北総線運賃値下げ裁判の判決と今後の課題-交通基本法の早期制定の必要性ー

 千葉県北西部を走る北総鉄道は、非常に運賃が高いことで有名である。首都圏の大手民鉄の約2倍の水準にあるという異常さだ。第1期の開業は、1979年3月9日であるから、第一次オイルショックの後である。確かに物価の高騰などがあったため、建設費も当初の見込みよりも割高になった点は否めないだろうが、理由はそれだけではない。北総鉄道の起点は、京成本線高砂であり、終点は印旛日大医大であるが、鉄道事業免許で見ると非常に複雑である。高砂〜小室間は、北総鉄道第一種鉄道事業者免許を取得しているが、小室〜印旛日大医大間では、北総線第二種鉄道事業者免許を取得している。この免許は、他の鉄道事業者の線路を借りて列車運行する免許であり、インフラは京成電鉄の100%子会社である千葉ニュータウン鉄道が所有(第三種鉄道事業者免許を所有)している。ややこしいことに高砂〜成田空港間は、京成電鉄第二種鉄道事業者免許を取得して、列車運行を行っている。
 つまり高砂〜印旛日大医大間は、北総鉄道京成電鉄は同じ線路を使用して列車運行を行っているのである。
 問題は、運賃の設定の仕方であり、2010年7月に成田アクセス線が開業した時に、運賃の設定の仕方を変える必要があった。北総鉄道の運賃をそのまま継承したため、近距離では非常に割高な運賃となってしまった。北総鉄道の初乗り運賃は190円だが、3kmを超えると一気に290円になってしまう。僅か0.1km超えただけで初乗り290円になっている箇所が多数ある。京成電鉄の特急スカイライナーで成田空港へ向かう際の運賃は、上野〜成田空港が1,200円であるが、上野から僅か30km強の西白井では、950円と非常に割高な運賃となる。そのため北総鉄道の沿線住民は、このことに大いに不満であり、不公平かつ不公正に感じていたため、訴訟を起こしたのである。その背景として、北総鉄道の運賃があまりにも割高であるため、駅から徒歩で5分程度の場所に住んでいる人であっても、路線バスでの通勤を強制させられたり、アルバイトの面接などでも高運賃を理由に不採用になることもあったという。原告側は、そのような苦労を、『できるだけ乗らずに済ます北総線』という著書の中で述べている。

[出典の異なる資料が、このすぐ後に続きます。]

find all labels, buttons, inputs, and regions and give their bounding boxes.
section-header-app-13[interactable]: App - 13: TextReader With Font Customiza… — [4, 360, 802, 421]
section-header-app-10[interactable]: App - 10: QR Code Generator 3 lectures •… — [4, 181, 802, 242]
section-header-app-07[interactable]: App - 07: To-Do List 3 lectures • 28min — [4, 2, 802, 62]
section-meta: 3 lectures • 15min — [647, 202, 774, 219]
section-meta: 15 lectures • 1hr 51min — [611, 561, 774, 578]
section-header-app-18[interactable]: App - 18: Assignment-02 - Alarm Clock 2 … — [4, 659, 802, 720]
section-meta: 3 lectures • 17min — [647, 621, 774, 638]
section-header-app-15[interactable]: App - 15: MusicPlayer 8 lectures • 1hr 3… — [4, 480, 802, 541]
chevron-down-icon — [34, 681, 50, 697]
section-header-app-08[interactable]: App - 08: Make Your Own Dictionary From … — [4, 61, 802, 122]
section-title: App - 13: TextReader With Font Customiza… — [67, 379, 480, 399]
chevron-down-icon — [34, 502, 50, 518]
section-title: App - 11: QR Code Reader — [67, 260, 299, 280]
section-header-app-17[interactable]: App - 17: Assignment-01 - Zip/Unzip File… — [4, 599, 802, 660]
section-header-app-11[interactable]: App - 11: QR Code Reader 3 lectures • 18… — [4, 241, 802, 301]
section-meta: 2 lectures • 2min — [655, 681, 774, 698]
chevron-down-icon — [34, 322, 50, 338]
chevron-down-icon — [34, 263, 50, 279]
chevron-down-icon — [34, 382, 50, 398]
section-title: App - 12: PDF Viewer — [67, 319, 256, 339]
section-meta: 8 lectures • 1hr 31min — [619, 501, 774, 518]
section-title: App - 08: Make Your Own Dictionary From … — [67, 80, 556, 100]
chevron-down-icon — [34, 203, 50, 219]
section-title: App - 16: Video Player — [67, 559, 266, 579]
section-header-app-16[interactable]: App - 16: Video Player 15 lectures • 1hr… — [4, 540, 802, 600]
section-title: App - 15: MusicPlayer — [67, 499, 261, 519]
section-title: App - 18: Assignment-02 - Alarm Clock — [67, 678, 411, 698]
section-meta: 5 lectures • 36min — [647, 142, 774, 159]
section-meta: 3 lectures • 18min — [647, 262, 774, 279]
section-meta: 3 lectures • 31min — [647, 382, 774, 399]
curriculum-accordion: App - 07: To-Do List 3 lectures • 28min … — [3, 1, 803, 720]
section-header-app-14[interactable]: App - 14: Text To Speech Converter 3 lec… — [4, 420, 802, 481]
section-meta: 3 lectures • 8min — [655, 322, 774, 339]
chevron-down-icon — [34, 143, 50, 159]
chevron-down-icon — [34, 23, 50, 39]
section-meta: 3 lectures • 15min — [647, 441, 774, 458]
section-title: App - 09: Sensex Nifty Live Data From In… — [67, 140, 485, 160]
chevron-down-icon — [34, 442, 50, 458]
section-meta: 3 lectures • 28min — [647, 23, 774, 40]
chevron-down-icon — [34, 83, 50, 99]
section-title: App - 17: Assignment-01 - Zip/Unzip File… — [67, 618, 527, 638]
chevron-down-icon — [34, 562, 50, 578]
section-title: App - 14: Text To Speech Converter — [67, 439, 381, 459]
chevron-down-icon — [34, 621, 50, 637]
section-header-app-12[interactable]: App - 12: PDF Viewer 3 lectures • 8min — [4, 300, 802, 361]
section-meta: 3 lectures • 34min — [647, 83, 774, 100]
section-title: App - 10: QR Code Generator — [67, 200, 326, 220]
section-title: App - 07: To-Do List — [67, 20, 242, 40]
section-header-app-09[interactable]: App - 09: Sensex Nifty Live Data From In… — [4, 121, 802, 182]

 原告は、北総鉄道の運賃が高い理由として、北総線の線路で「成田スカイアクセス」を運行する親会社の京成電鉄が、適正な線路使用料などを北総鉄道に払っていないことなどを主張している。鉄道事業法に基づき、2010年に両社の線路使用条件を認可した国に対し、認可取り消しや運賃是正命令などを出すよう求めていた。

 国を相手に値下げを北総鉄道に命じることを求めた訴訟の判決が2013年3月26日に出たが、高額な運賃で利用者の生活が脅かされることを理由に、裁判を受ける権利を認めた原告適格は認められた。
 だが「運賃は適正に算出され、不当に割高とはいえない」と、事業者の主張を正当化して、原告の主張は退けられた。ここで言う「不当に割高」であるが、北総鉄道よりも割高な鉄道は、正直言えば幾らでもある。地方民鉄や第三セクター鉄道などは、北総鉄道よりも運賃が割高である。但しこれらが走っている地区は、人口過疎地などである。北総鉄道が走っている地域はニュータウンであり、かつ東京の近郊区間である。JRや他の民鉄と比較すれば、割高さは明確である。行政サイドも、北総鉄道が走る周辺地域の鉄道と比較する配慮が欠けているように感じてしまう。線路使用条件についても、「取り決めはすぐに運賃に影響しない」とした。

 原告は記者会見で「裁判所は行政側を向いている。不当だ」と不満をあらわにした。それでも運賃を法廷で争う権利の「原告適格」が鉄道利用者に認められたことは「一筋の光だ」と評価した。
 ここで言えることは、国(国土交通省)などは利用者ではなく、事業者の方を向いて仕事をしているということである。運賃・料金などは、利用者の利便性に配慮して、事業者よりも利用者に有利に決められなければならない。国土交通省は、2010年に京成電鉄成田スカイアクセス線の運賃を申請した際、北総鉄道沿線の利用者に過度な負担を掛けていることを考慮して、京成電鉄に是正を求めなければならなかった。
 
 筆者は、北総鉄道の運賃は、交通権学会が定める交通権憲章の「比較的低廉な運賃・料金で移動することが可能」という項目に抵触するため、問題があると考えている。そのため交通基本法を早期に成立させ、地域公共交通の維持・活性化だけでなく、「事業者主体の交通政策から、運賃・料金などは、利用者の利便性に配慮して、事業者よりも利用者に有利に決められるべきと筆者は考える。